007 第三話 ケンツの堕落とフードの少女 03



「てめえ、余計な事しやがって」

「せっかくケンツの野郎が死んだと思ったのによう」

「なんとか言えよ、おら!」



流石に背筋がゾクリとした。


あいつらは昔俺が弄ったやつだ。しかし弄ったと言っても軽くおちょくった程度で手を上げたことは一度も無い。
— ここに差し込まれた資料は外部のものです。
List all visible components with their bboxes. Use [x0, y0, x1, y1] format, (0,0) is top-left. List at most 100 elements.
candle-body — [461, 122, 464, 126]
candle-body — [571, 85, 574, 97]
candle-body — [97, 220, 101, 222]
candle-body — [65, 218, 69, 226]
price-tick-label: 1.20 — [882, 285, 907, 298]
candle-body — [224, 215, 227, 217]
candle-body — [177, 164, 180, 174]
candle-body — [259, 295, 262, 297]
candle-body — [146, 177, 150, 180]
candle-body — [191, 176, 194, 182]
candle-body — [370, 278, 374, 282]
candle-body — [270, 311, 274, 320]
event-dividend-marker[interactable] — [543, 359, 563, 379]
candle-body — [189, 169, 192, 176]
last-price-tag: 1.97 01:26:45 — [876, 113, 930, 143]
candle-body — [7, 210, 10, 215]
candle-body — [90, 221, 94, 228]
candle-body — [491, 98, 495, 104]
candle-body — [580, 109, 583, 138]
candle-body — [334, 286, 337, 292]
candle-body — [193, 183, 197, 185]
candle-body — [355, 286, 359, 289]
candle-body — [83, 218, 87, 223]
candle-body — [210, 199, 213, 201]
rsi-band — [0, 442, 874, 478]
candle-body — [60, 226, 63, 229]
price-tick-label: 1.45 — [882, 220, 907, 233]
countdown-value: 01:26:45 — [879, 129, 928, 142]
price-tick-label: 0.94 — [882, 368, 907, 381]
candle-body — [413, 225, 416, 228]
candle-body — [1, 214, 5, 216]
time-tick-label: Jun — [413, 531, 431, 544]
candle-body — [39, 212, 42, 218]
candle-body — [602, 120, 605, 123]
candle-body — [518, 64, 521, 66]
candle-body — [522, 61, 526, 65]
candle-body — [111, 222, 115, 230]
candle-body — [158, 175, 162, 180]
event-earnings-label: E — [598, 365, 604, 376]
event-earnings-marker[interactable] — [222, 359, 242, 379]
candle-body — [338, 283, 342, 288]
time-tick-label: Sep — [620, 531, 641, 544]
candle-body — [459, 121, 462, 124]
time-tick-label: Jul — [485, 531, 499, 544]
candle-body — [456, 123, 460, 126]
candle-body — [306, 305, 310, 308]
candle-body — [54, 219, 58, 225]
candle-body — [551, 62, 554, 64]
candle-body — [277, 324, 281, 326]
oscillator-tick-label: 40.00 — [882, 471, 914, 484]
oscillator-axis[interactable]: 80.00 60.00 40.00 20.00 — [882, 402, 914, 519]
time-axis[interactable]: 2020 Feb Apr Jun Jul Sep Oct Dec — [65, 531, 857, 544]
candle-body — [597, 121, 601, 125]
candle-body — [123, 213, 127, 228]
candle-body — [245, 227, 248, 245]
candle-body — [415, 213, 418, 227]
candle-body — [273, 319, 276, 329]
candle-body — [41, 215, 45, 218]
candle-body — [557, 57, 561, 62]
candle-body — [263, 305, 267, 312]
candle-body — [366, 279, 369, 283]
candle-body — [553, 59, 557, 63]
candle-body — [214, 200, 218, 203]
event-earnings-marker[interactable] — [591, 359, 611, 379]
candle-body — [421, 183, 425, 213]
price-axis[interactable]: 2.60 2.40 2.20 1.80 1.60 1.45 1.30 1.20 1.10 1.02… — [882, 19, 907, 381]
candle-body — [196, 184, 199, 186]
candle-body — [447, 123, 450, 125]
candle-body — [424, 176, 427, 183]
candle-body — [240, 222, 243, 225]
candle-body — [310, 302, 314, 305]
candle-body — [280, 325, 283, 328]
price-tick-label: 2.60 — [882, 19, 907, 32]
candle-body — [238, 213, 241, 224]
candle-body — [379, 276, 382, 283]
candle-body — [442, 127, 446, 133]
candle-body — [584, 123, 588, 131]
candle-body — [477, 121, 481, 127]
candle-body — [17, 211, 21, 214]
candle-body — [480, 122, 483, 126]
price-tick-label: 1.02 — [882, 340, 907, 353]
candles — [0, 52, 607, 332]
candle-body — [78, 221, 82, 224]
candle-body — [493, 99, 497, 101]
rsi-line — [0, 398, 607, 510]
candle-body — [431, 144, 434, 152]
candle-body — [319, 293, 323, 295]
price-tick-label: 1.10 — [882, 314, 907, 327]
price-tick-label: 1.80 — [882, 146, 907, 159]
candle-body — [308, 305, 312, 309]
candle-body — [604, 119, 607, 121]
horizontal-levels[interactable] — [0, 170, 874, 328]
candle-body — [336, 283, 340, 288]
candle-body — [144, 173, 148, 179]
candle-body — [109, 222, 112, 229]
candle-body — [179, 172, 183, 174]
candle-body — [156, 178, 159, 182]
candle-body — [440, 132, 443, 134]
なのに、あいつらは俺に対して明確に殺意を持っている。


俺が死にぞこねたことを明らかに不快に思っている。


何で俺は死んでいいと思われにゃならんのだ。


改めて考えると悲しくなってくるぞ。


リットールの閉鎖的な習慣が、差別心を増長させてしまうのだろうか。



「おい、おまえらやめろ!その人に手を出すな!」



俺は思わず大声を上げて飛び出してしまった。


しまった!と思ったがもう遅い。


連中の矛先が一斉にこちらに向いた。



「おう、お前が生きているのが全部悪い」

「だが助けたコイツはもっと悪いよなぁ」

「二人ともボコれ!喧嘩両成敗ってやつだ。ぎゃははは!」



なんだその謎理論!


それにいくらリットールが閉鎖的な小国で、余所者を良く思わないからってこれはダメだろう!



「いいぞ、やれやれー!」

「ケンツも余所者も殺しちまえー!」



周囲の野次馬冒険者達までもが『殺せ!殺せ!』とヤジを飛ばす。


興奮した冒険者達はケイトがいるにもかかわらず熱を上げる!


もうこれは収めようがない!


すまねぇ、俺なんかと関わり合ったばかりに……


こうなったら、せめてこの人だけは逃がしてやらないと!


と、俺はもう一度殺される覚悟で止めようとしたんだが……



「受付嬢さん、これ反撃しても正当防衛成立しますよね?」



フードの冒険者が初めて口を聞いた。


というか、女の声?



「あ、はい。十分成立します…ですがお逃げになられた方が…」



いつの間にか俺の後ろに来ていたケイトが、厳しい顔をしながらフードの冒険者に脱出を促す。


ケイトは腰の伸縮式警棒に手をやり、いつでも暴徒化した冒険者を鎮圧する気でいるようだ。


しかしケイトと警棒の出番は無かった。



「なんだ、おまえ女かよ、それならそうと早く言えよ!おら!」



― ビリビリ!



囲んでいたうちのひとりがフードに手をかけ強引に破る!



「 ! 」



俺は、頸椎骨折の死にかけを治癒させるヒールの使い手と聞いて、神官もしくは高神官、ひょっとすると大神官クラスの聖祝福降臨者(セントギフトホルダー)なのかと思っていたのだが――



「おいおい…」

「こりゃぁ…」

「ごくり…」



フードの下から現れたのは、普通の旅人の服を着た【飛びっきりの美少女】だった。


腰には申し訳程度のロングサバイバルナイフを携えている。



「へへへ、予定変更だ。余所者よそもののお嬢ちゃん、ちょと俺達とつきあ……おぶぅ!?」



―どすぅ……



ユラリと立ち上がった美少女の重い拳!


それが絡んだ冒険者の鳩尾に突き刺ささり、ゆっくりと崩れ落ちる!



「な、なんだこの女!」

「回復職じゃねーのか!?」



美少女はジロリと冒険者達を一瞥。



「面倒ね、全く…ペタボルト上級広範囲雷撃!(死なない程度の弱めで)」



― ガラガラガラ、ドッシャアアアアアアアン!



ギルド内を見た事も無い強力な雷が暴れ回る!



「うっぎゃああああ!

「るっぼおおおおお!」

「へげええええええ!」

「ぶわっつひゃああ!」

「あげええええええ!」



― バリバリバリ、ピシ……



『ぶっしゅうううううう……』



屍累々しかばねるいるいとはこの事か。


雷が収まり、ギルド内で立っているのは、俺とケイトと謎の美少女だけだった。



「受付嬢さん、壊れた物があったら私じゃなくこの人達に請求してね」



美少女は、倒れている輩達を指差したあと、再び席に座って食事の続きを始めた。